In the bigger picture, fall from 1.7190 is seen as part of the down trend from 2.1161. There is no sign of medium term bottoming yet. Sustained trading below 61.8% projection of 2.1161 to 1.3503 from 1.7190 at 1.2457 will target 100% projection at 0.9532. Overall, break of 1.3444 resistance is needed to confirm medium term bottoming. Otherwise, outlook will remain bearish.


USD/CHF Mid-Day Outlook
Daily Pivots: (S1) 0.9951; (P) 0.9969; (R1) 0.9995; More.....
With 1.0018 minor resistance intact, intraday bias remains downside in USD/CHF for 0.9860 support. Recovery from 0.9860 has completed at 1.0169 and whole decline from 1.0342 is likely resuming. Break of 0.9860 will target 100% projection of 1.0342 to 0.9860 from 1.0169 at 0.9687. On the upside, above 1.0018 minor resistance will turn bias neutral. But outlook will now stay bearish as long as 1.0169 resistance holds.
In the bigger picture, USD/CHF is staying in medium term sideway pattern between 0.9443/1.0342. In any case, decisive break of 1.0342 resistance is needed to confirm underlying strength. Otherwise, we'll stay neutral in the pair first. In case of another fall, we'd expect strong support from 0.9443/9548 support zone.


USD/JPY Mid-Day Outlook
Daily Pivots: (S1) 112.29; (P) 112.89; (R1) 113.22; More...

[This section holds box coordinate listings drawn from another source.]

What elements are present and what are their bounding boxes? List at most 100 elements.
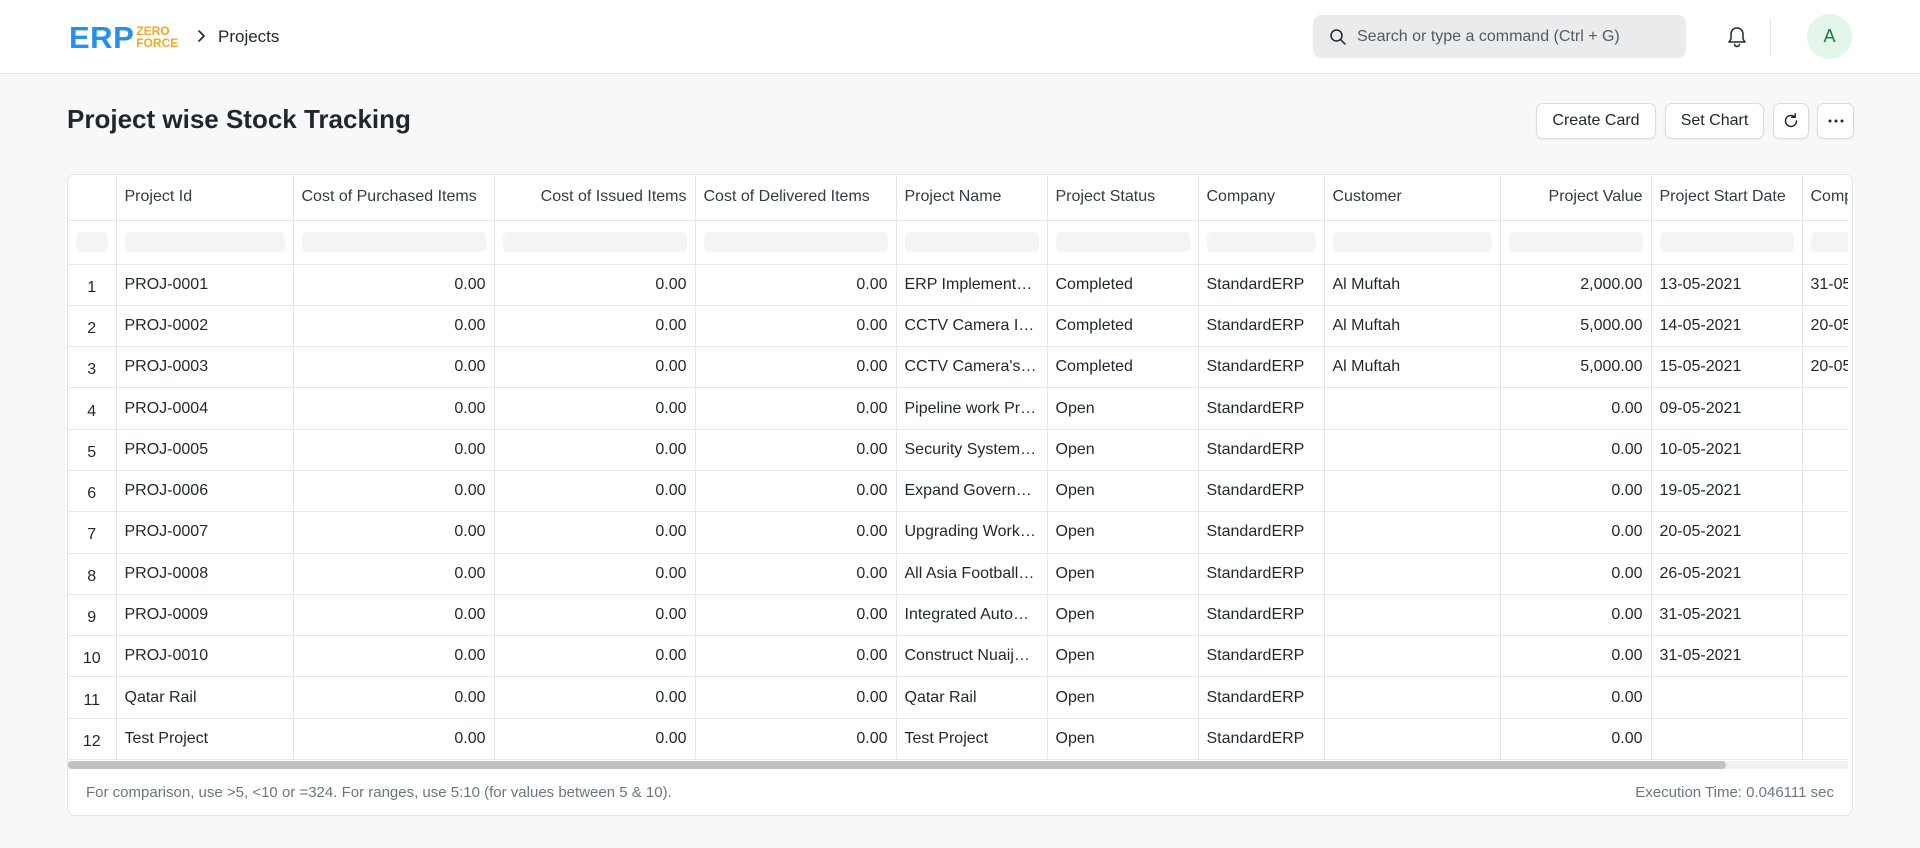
table-cell[interactable]: Open <box>1047 718 1199 761</box>
table-cell[interactable] <box>1651 676 1803 719</box>
table-cell[interactable]: 0.00 <box>293 346 495 389</box>
table-row[interactable]: 3PROJ-00030.000.000.00CCTV Camera's Main… <box>68 346 1848 389</box>
table-cell[interactable]: Open <box>1047 635 1199 678</box>
filter-input[interactable] <box>1055 232 1190 252</box>
table-cell[interactable]: 20-05-2021 <box>1802 346 1848 389</box>
search-input[interactable] <box>1357 15 1677 58</box>
filter-input[interactable] <box>1508 232 1643 252</box>
filter-input[interactable] <box>76 232 108 252</box>
table-cell[interactable]: 0.00 <box>293 718 495 761</box>
table-cell[interactable]: PROJ-0005 <box>116 429 294 471</box>
column-header[interactable]: Customer <box>1324 175 1501 221</box>
table-cell[interactable]: 13-05-2021 <box>1651 264 1803 306</box>
column-header[interactable]: Project Id <box>116 175 294 221</box>
table-cell[interactable]: 20-05-2021 <box>1802 305 1848 348</box>
create-card-button[interactable]: Create Card <box>1536 103 1656 139</box>
table-cell[interactable]: 0.00 <box>293 470 495 513</box>
filter-input[interactable] <box>1659 232 1794 252</box>
table-cell[interactable]: 0.00 <box>494 511 696 554</box>
table-cell[interactable]: 0.00 <box>1500 594 1652 637</box>
table-row[interactable]: 7 PROJ-0007 0.00 0.00 0.00 Upgrading Workshop… <box>68 511 1848 554</box>
table-cell[interactable]: 15-05-2021 <box>1651 346 1803 389</box>
table-cell[interactable]: Open <box>1047 470 1199 513</box>
table-cell[interactable]: ERP Implementation <box>896 264 1048 306</box>
table-cell[interactable]: 0.00 <box>494 429 696 471</box>
table-row[interactable]: 12 Test Project 0.00 0.00 0.00 Test Project Op… <box>68 718 1848 761</box>
table-cell[interactable] <box>1324 387 1501 430</box>
table-cell[interactable]: StandardERP <box>1198 470 1325 513</box>
table-cell[interactable]: 0.00 <box>695 511 897 554</box>
table-cell[interactable]: 0.00 <box>494 676 696 719</box>
table-cell[interactable]: 0.00 <box>695 305 897 348</box>
table-cell[interactable]: StandardERP <box>1198 429 1325 471</box>
table-cell[interactable]: 0.00 <box>695 594 897 637</box>
table-cell[interactable]: Open <box>1047 553 1199 595</box>
table-cell[interactable] <box>1324 594 1501 637</box>
table-cell[interactable]: 31-05-2021 <box>1802 264 1848 306</box>
column-header[interactable]: Project Name <box>896 175 1048 221</box>
column-header[interactable]: Company <box>1198 175 1325 221</box>
table-cell[interactable]: 0.00 <box>1500 470 1652 513</box>
table-cell[interactable]: 5,000.00 <box>1500 346 1652 389</box>
search-bar[interactable] <box>1313 15 1686 58</box>
table-cell[interactable]: StandardERP <box>1198 635 1325 678</box>
table-cell[interactable]: Test Project <box>896 718 1048 761</box>
column-header[interactable]: Cost of Delivered Items <box>695 175 897 221</box>
table-cell[interactable] <box>1324 429 1501 471</box>
table-cell[interactable]: 19-05-2021 <box>1651 470 1803 513</box>
table-cell[interactable]: 0.00 <box>494 387 696 430</box>
table-cell[interactable] <box>1802 718 1848 761</box>
table-row[interactable]: 8 PROJ-0008 0.00 0.00 0.00 All Asia Football … <box>68 553 1848 595</box>
table-cell[interactable]: PROJ-0010 <box>116 635 294 678</box>
table-cell[interactable]: Completed <box>1047 264 1199 306</box>
bell-icon[interactable] <box>1726 25 1748 49</box>
table-cell[interactable]: StandardERP <box>1198 553 1325 595</box>
table-cell[interactable]: PROJ-0004 <box>116 387 294 430</box>
table-cell[interactable] <box>1802 387 1848 430</box>
table-cell[interactable]: PROJ-0002 <box>116 305 294 348</box>
filter-input[interactable] <box>1206 232 1316 252</box>
table-cell[interactable]: 0.00 <box>293 553 495 595</box>
refresh-button[interactable] <box>1773 103 1809 139</box>
table-cell[interactable] <box>1324 676 1501 719</box>
column-header[interactable]: Cost of Issued Items <box>494 175 696 221</box>
table-cell[interactable]: StandardERP <box>1198 511 1325 554</box>
filter-input[interactable] <box>703 232 888 252</box>
table-row[interactable]: 11 Qatar Rail 0.00 0.00 0.00 Qatar Rail Open St… <box>68 676 1848 719</box>
horizontal-scrollbar[interactable] <box>68 761 1848 769</box>
table-cell[interactable]: Al Muftah <box>1324 346 1501 389</box>
table-cell[interactable]: 0.00 <box>494 305 696 348</box>
table-cell[interactable]: Security System Upgrade <box>896 429 1048 471</box>
filter-input[interactable] <box>904 232 1039 252</box>
table-cell[interactable]: StandardERP <box>1198 387 1325 430</box>
table-row[interactable]: 10 PROJ-0010 0.00 0.00 0.00 Construct Nuaija … <box>68 635 1848 678</box>
table-cell[interactable] <box>1802 511 1848 554</box>
table-cell[interactable]: PROJ-0008 <box>116 553 294 595</box>
table-cell[interactable]: Upgrading Workshop <box>896 511 1048 554</box>
table-cell[interactable]: StandardERP <box>1198 346 1325 389</box>
table-cell[interactable]: PROJ-0006 <box>116 470 294 513</box>
avatar[interactable]: A <box>1807 14 1852 59</box>
table-cell[interactable]: 31-05-2021 <box>1651 594 1803 637</box>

With 113.53 minor resistance intact, intraday bias in USD/JPY remains on the downside for 111.58 support. As mentioned before, consolidation pattern from 111.58 has completed with three waves up to 115.49. And decline from 118.65 is likely resuming. Further fall should be seen through 111.58 to 111.12/13 cluster support. This level represents 61.8% projection of 118.65 to 111.58 from 115.49 at 111.12 and 38.2% retracement of 98.97 to 118.65 at 111.13. At this point, we'd tentatively expect strong support from 111.12/13 cluster support to contain downside. On the upside, above 113.53 minor resistance will turn bias to the up for 115.49 resistance. However, sustained break of 111.12/13 will bring deeper decline to 100% projection of 118.65 to 111.58 from 115.49 at 108.42.
In the bigger picture, price actions from 125.85 high are seen as a corrective pattern. The impulsive structure of the rise from 98.97 suggests that the correction is completed and larger up trend is resuming. Decisive break of 125.85 will confirm and target 61.8% projection of 75.56 to 125.85 from 98.97 at 130.04 and then 135.20 long term resistance. Nonetheless, sustained trading below 55 week EMA (now at 111.19) will extend the consolidation from 125.85 with another fall through 98.97 before completion.